Dosyalar
Hz. Peygamber ve Çocuk
 

Ümmet Yapısının ve Birliğinin Virüsleri

2 Mayıs 2016 Pazartesi Sonpeygamber.info / Yazarlar


Ümmet, dindaşlar ya da din kardeşleri arasındaki iman bağına dayalı ve peygamber merkezli olarak vücut bulan sosyal yapıdır. Ümmet-i Muhammed, özelde Hz. Peygamber’e inanmış (Ümmet-i icabet) ve genelde İslâm tebliğine muhatap durumunda bulunan (ümmet-i davet) insanlar topluluğunu ifade eden iki aşamalı geniş bir kavramdır. Ümmet ya da ümmet-i Muhammed denilince, ümmet-i icabet yani Müslümanlar kastedilir ve anlaşılır. Hemen ifade edelim ki bu anlamda ümmet-i Muhammed, sünnet-i Muhammed ile şekillenmiş bir sosyal yapı ve gerçekliktir.

Tüm peygamberler gibi sevgili Peygamberimiz Hz. Muhammed Mustafa sallallahu aleyhi ve sellem de amaç ve hedef olarak,  Allah’ın dinini, yani tevhide dayalı inanç sistemini, bireysel ve toplumsal hayatlarında canlandıracak müminler yetiştirmeyi benimsemiştir. Bunun özü de bireysel olarak Allah saygısı (takva), toplumsal olarak birlik (vahdet) erdemlerine sahip çıkmaktan ibarettir.

Şah Veliyyullah ed Dihlevî (1176/1762) “Peygamberlerin ortak uğraşları, bireyin eğitimi ve toplumun/ümmetin yönetimi üzerinde yoğunlaşmaktadır” der. [1]

Şah Veliyyullah’ın bu tespiti, faziletli toplumun ve hatta medeniyet kavramının içeriğini açıklayıcı niteliktedir. Zira bireyin eğitimi, nefsin terbiyesini; toplumun yönetimi de toplumsal birliği, gelişmeyi ve vahdeti ifade eder.

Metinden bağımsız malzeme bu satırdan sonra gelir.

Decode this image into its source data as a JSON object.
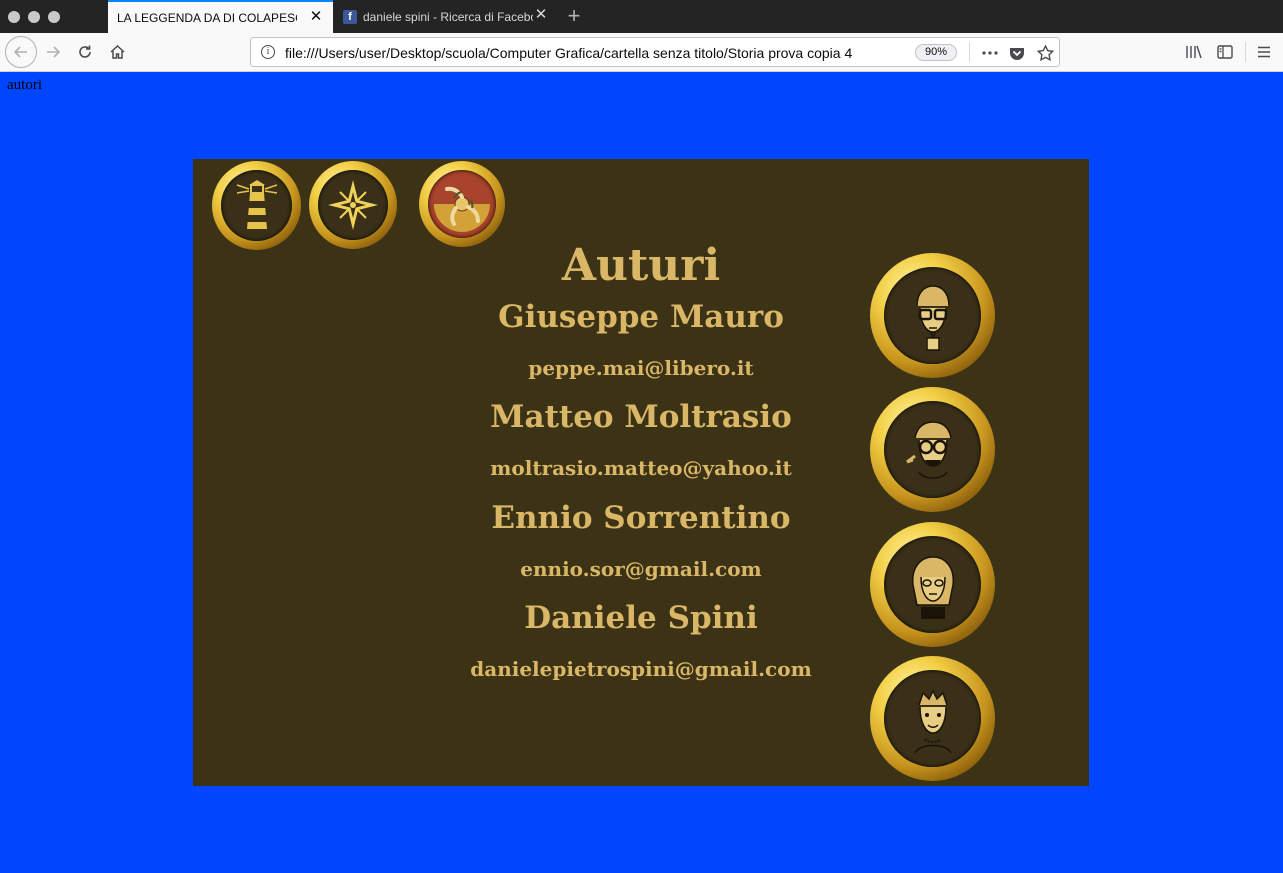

İslâm’ın inanç yapısında Tevhid'in yeri ne ise, İslam toplum yapısında da birliğin (vahdet) yeri odur. Tevhid olmadan inanç ve ameller herhangi bir kıymet ifade etmediği gibi, birlik/vahdet olmadan da İslam toplumunda herhangi bir erdemin, huzurun ve güvenin yaygın bir şekilde hayat bulması mümkün değildir.

Takva fazileti, bireyi nasıl Allah katında makbul ve toplumda güçlü ve üstün kılarsa, birlik (vahdet) de toplumu güçlü ve kolay kolay sarsılmaz bir yapıya, sosyal bünyeye kavuşturur. Bu iki erdemden biri inanç ve duygu boyutuyla diğeri ise amel ve eylem yönüyle Tevhid inancına endekslidir.

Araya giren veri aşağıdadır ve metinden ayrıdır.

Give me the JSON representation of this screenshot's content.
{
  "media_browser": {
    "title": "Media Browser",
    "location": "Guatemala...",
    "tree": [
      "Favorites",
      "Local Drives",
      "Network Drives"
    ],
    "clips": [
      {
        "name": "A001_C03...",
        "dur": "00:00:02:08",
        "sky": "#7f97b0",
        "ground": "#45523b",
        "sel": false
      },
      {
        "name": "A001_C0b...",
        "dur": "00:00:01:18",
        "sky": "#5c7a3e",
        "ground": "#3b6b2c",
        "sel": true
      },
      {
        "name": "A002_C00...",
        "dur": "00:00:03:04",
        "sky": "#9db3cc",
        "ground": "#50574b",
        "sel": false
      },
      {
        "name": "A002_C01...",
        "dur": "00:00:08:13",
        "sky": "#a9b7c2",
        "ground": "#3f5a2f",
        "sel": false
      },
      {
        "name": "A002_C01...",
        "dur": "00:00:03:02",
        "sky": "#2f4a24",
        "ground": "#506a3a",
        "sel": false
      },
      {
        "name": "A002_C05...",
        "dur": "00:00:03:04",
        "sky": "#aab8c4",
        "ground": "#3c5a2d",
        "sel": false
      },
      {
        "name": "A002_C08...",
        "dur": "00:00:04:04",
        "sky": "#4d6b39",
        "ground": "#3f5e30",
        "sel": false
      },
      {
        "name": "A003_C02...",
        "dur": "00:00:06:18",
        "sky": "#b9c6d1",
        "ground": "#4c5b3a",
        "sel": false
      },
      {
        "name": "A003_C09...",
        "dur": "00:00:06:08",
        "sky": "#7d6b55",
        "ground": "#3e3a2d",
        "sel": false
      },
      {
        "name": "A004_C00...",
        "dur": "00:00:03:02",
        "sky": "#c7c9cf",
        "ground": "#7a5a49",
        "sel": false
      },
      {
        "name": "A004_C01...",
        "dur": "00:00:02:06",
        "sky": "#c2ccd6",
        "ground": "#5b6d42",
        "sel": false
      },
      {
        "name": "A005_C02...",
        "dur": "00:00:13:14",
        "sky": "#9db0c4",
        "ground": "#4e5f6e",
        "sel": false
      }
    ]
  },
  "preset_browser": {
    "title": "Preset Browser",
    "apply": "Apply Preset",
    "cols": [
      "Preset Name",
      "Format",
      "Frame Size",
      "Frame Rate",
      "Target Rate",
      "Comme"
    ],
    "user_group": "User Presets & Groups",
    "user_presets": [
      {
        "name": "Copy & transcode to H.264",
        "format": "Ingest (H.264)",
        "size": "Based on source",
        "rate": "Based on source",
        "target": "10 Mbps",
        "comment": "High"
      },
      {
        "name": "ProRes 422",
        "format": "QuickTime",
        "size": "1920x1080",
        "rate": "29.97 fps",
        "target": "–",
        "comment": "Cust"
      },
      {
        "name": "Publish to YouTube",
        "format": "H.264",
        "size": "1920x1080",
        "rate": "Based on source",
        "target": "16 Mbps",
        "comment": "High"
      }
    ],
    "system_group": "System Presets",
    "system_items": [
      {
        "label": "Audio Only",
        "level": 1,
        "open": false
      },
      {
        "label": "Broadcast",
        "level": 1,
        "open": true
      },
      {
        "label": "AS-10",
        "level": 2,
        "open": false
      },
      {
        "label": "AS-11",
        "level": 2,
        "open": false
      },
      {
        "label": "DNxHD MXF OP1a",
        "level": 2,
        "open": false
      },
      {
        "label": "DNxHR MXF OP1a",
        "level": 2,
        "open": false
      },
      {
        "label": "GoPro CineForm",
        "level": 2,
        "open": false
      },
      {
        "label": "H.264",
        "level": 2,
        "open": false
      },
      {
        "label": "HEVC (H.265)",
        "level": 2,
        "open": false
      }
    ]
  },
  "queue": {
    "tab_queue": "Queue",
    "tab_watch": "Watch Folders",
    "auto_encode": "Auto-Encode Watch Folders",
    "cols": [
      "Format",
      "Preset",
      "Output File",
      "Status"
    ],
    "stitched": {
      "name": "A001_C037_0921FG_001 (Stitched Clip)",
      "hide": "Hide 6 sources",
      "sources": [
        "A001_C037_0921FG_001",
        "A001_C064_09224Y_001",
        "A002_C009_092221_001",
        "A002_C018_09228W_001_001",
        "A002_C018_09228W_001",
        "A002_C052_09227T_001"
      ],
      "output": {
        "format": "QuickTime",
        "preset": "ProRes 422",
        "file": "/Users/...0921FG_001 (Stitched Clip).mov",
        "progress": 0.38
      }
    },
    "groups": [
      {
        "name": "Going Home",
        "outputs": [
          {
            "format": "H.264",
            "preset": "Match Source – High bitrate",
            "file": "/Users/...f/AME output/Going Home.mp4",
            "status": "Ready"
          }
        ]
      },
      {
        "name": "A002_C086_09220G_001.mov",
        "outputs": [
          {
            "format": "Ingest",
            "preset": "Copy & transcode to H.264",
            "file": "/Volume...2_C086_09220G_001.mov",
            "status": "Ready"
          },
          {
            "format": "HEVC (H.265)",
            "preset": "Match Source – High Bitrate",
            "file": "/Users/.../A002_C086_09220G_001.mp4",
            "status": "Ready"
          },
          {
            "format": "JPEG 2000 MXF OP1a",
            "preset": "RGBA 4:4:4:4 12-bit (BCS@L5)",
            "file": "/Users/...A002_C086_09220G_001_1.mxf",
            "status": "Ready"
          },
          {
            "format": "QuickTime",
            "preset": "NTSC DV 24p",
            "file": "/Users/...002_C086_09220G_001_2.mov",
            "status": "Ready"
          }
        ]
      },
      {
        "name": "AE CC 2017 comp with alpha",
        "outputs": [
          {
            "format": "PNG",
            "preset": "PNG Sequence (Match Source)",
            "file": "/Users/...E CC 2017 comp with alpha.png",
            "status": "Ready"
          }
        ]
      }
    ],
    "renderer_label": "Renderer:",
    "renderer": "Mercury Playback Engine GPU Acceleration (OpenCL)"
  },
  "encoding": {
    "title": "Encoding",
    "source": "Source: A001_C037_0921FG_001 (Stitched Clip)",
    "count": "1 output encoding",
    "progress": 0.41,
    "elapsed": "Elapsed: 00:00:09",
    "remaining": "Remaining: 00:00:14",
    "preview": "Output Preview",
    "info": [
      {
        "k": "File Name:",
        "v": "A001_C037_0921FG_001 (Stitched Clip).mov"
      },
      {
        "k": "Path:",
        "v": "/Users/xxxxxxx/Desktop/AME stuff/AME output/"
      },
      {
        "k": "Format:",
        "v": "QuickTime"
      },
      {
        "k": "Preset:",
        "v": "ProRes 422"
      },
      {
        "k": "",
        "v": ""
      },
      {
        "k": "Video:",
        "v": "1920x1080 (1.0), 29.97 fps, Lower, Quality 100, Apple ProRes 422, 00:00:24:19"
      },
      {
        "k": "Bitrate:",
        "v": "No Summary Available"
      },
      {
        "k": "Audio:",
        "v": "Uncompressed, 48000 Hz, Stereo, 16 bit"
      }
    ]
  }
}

Bir başka yönüyle takva ve vahdet erdemleri, kimseyi dışlamadan olgunluk ve iyilik (kemâl ve salah) yoluna kılavuzlayan iki dinamik güçtür. Tabii olarak böyle bir gücün hâkimiyeti, bireyin olgunluğunu, ümmetin birliğini, ümmet toplumunun sosyal huzurunu ve sağlığını da beraberinde getirir. Bunun dışındaki tavır ve yapılanmalar ise o yapıya musallat olmuş birer zararlı/virüs etkisi yapar.

Allah saygısı ve birlik (takva ve vahdet) bilinci ve fazileti, her şeyden önce Müslümanlar arasında fitne çıkarmamayı gerekli kılar. Bu sebeple genelde her Müslümanın özelde sivil toplum kuruluşları, kanaat önderleri ve tebliğ görevlileri kadrosunun, öncelikle ve özellikle mevcut Müslümanları korumak kollamak, yetişmişliklerini geliştirmek, ama asla aralarında bir ayırıma ve bölünmeye sebep olmamak gibi çok ciddi sorumlulukları bulunmaktadır.

İslâm’ın inanç yapısında Tevhid'in yeri ne ise, İslam toplum yapısında da birliğin (vahdet) yeri odur. Tevhid olmadan inanç ve ameller herhangi bir kıymet ifade etmediği gibi, birlik/vahdet olmadan da İslam toplumunda herhangi bir erdemin, huzurun ve güvenin yaygın bir şekilde hayat bulması mümkün değildir. Çünkü Peygamber Efendimiz’in buyurduğu gibi, “Birlik rahmet, ayrılık azap vesilesidir.”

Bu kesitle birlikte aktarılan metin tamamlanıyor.